The salient point here is that once you have kids, you will never have to sit around trying to think about something to post on Facebook that will make your life sound interesting. In fact, you will never have to post anything about your actual life again.  Well... you will... but only because your actual life is now, you know, your kids.  So... yeah. There you go.3

3. Having kids means that you will stay humble. Unless you don't find the following situations humbling (and in that case, there really is no hope for you):

  • Realizing only once you're already out in public that you have vomit/poo smeared on your clothes (or, in the case of at least one of my friends, a dirty diaper stuck to the seat of your own pants).
  • Having one of your earrings yanked out completely, causing you to shriek bloody murder in the middle of an otherwise rational conversation at church.
  • If you're like most of my female friends, being out shopping and belatedly wondering if you've combed your hair yet.  If you're like at least one of my man friends, being out shopping and realizing that you're still wearing your soft, moccasin-like house shoes.
  • Dealing with the social awkwardness perpetrated by your medium-sized son, who points at an elderly shopper across the aisle and proclaims, in tones so carrying that even her elderly ears can hear, "SHE'S SO OLD!"
  • Resigning yourself to the knowledge that if you have children, your house will never look as neat as you want it to look, reminding you that you are not and cannot be in control of everything in your life. 
  • Acknowledging that the way in which your children won't always listen to your instructions mirrors your own relationship to your heavenly Father, a sobering reminder of how he must feel when you ignore his promptings. It also reminds you of grace, and to be gracious to the children in your life who have much more cause for this sort of foolishness, being much younger and less wise than you are.4
  • Realizing that if such a tiny person as your own toddler can get under your skin and cause you to lose your temper so quickly, you must not be as long-suffering as you thought you were. 


4. Having kids means that you can remove the word boredom from your lexicon. Between keeping them fed, clothed, and away from most hazards that can kill them -- not to mention making sure they grow up moderately well-behaved and non-stupid -- the one thing that parenting is guaranteed to do is to keep you busy. 5

The truth is that even if you--like me--don't have children of your own, you have all no doubt experienced the dubious wonder of being important in the life of a child. If your experience has been anything like mine, you have found it equal parts thrill, hilarity, mayhem, refreshment, exasperation, terror, revelry, diversion, enchantment, and conviction. 

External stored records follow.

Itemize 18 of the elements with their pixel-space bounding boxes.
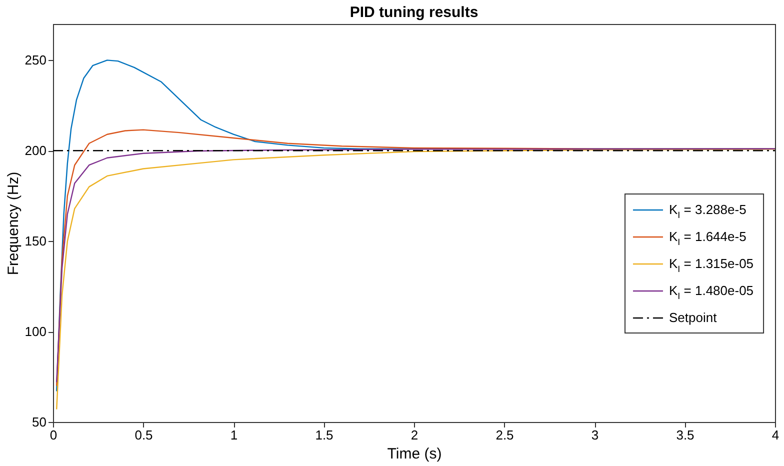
- y-tick-label: 100: [24, 324, 46, 340]
- x-tick-label: 2: [410, 428, 418, 442]
- y-tick-label: 50: [32, 414, 46, 430]
- x-tick-label: 4: [772, 428, 780, 442]
- x-tick-label: 0.5: [134, 428, 153, 442]
- x-axis-title: Time (s): [387, 446, 442, 462]
- x-tick-label: 2.5: [496, 428, 514, 442]
- y-tick-label: 150: [24, 234, 46, 249]
- legend-label: Setpoint: [669, 310, 718, 325]
- y-tick-label: 250: [24, 52, 46, 68]
- x-tick-label: 3.5: [676, 428, 694, 442]
- x-tick-label: 1.5: [315, 428, 334, 442]
- chart-title: PID tuning results: [350, 4, 478, 21]
- y-axis-title: Frequency (Hz): [4, 172, 22, 276]
- x-tick-label: 3: [591, 428, 599, 442]
- x-tick-label: 0: [50, 428, 58, 442]
- y-tick-label: 200: [24, 143, 46, 158]
- x-tick-label: 1: [230, 428, 238, 442]
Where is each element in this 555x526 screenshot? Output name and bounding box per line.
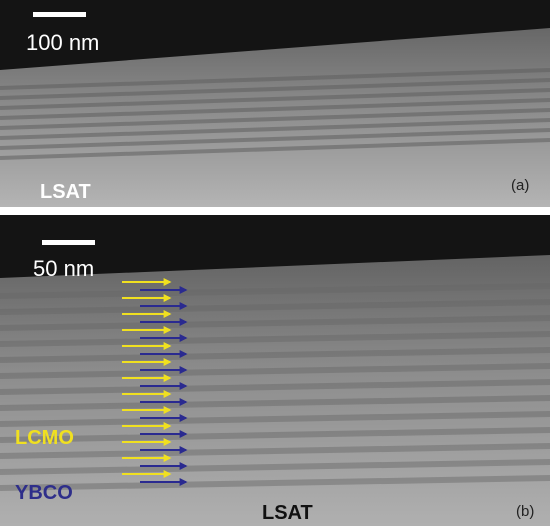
substrate-label: LSAT (40, 181, 91, 203)
panel-a (0, 0, 550, 207)
panel-label: (b) (516, 503, 534, 520)
stripe (0, 347, 550, 363)
layer-label: LCMO (15, 427, 74, 449)
stripe (0, 118, 550, 140)
stripe (0, 315, 550, 331)
stripe (0, 108, 550, 130)
stripe (0, 427, 550, 443)
substrate-label: LSAT (262, 502, 313, 524)
stripe (0, 379, 550, 395)
stripe (0, 395, 550, 411)
stripe (0, 128, 550, 150)
stripe (0, 299, 550, 315)
stripe (0, 459, 550, 475)
dark-region (0, 215, 550, 278)
stripe (0, 411, 550, 427)
stripe (0, 331, 550, 347)
stripe (0, 68, 550, 90)
scale-label: 100 nm (26, 30, 99, 55)
scale-label: 50 nm (33, 256, 94, 281)
stripe (0, 363, 550, 379)
stripe (0, 283, 550, 299)
panel-b (0, 215, 550, 526)
stripe (0, 98, 550, 120)
dark-region (0, 0, 550, 70)
stripe (0, 138, 550, 160)
layer-label: YBCO (15, 482, 73, 504)
scale-bar (33, 12, 86, 17)
stripe (0, 475, 550, 491)
scale-bar (42, 240, 95, 245)
stripe (0, 78, 550, 100)
stripe (0, 443, 550, 459)
stripe (0, 88, 550, 110)
panel-label: (a) (511, 177, 529, 194)
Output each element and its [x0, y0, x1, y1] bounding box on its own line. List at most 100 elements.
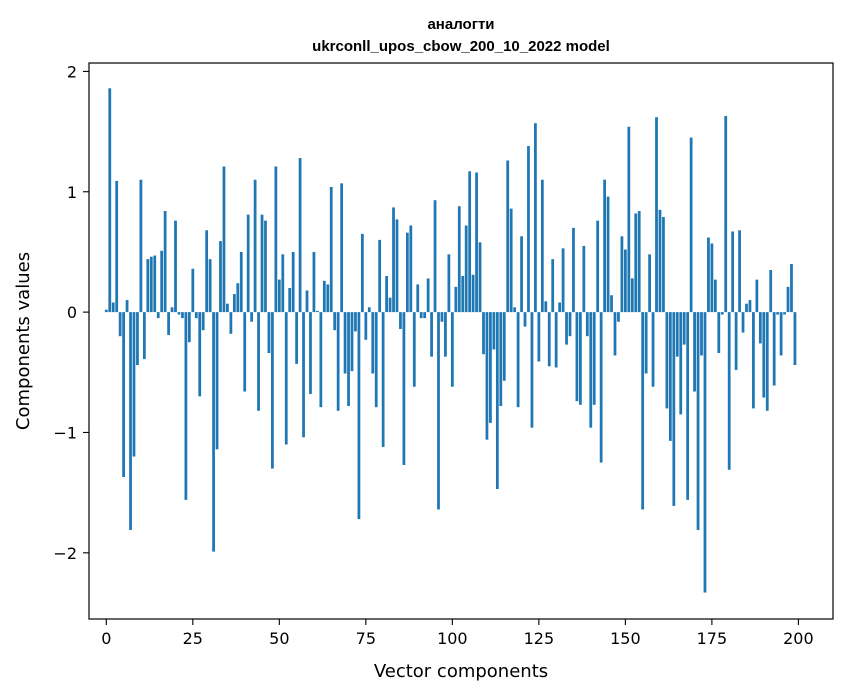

In fact, I'd go so far as to say that kids prove their usefulness in that one point: that they alone bring to the universe that mingled sensation of confusing, glorious bafflement that both tests us beyond measure and helps us to understand that we are, beyond measure, blessed.

_________________________________
1. My confusion at finding myself still babysitting at 5:00A.M. was compounded by the fact that there was no coffee in their house.  THERE WAS. NO. COFFEE. IN THEIR HOUSE.  I fed the kids, dressed them for the day, got them to their Summer Bible Club program, and drove home all without any coffee in my system.  I'm still amazed that nobody died.  
2. Cribbed from some of my friends' actual Facebook statuses.  Because my friends are awesome. 
3. Don't worry. This awkward transition confuses me too. 
4. Special thanks to Holly Dove for this beautiful perspective. 
5. Just because I like it and didn't have any other place to link it, you get this: 27 Reasons Why Kids Are Actually the Worst. Enjoy!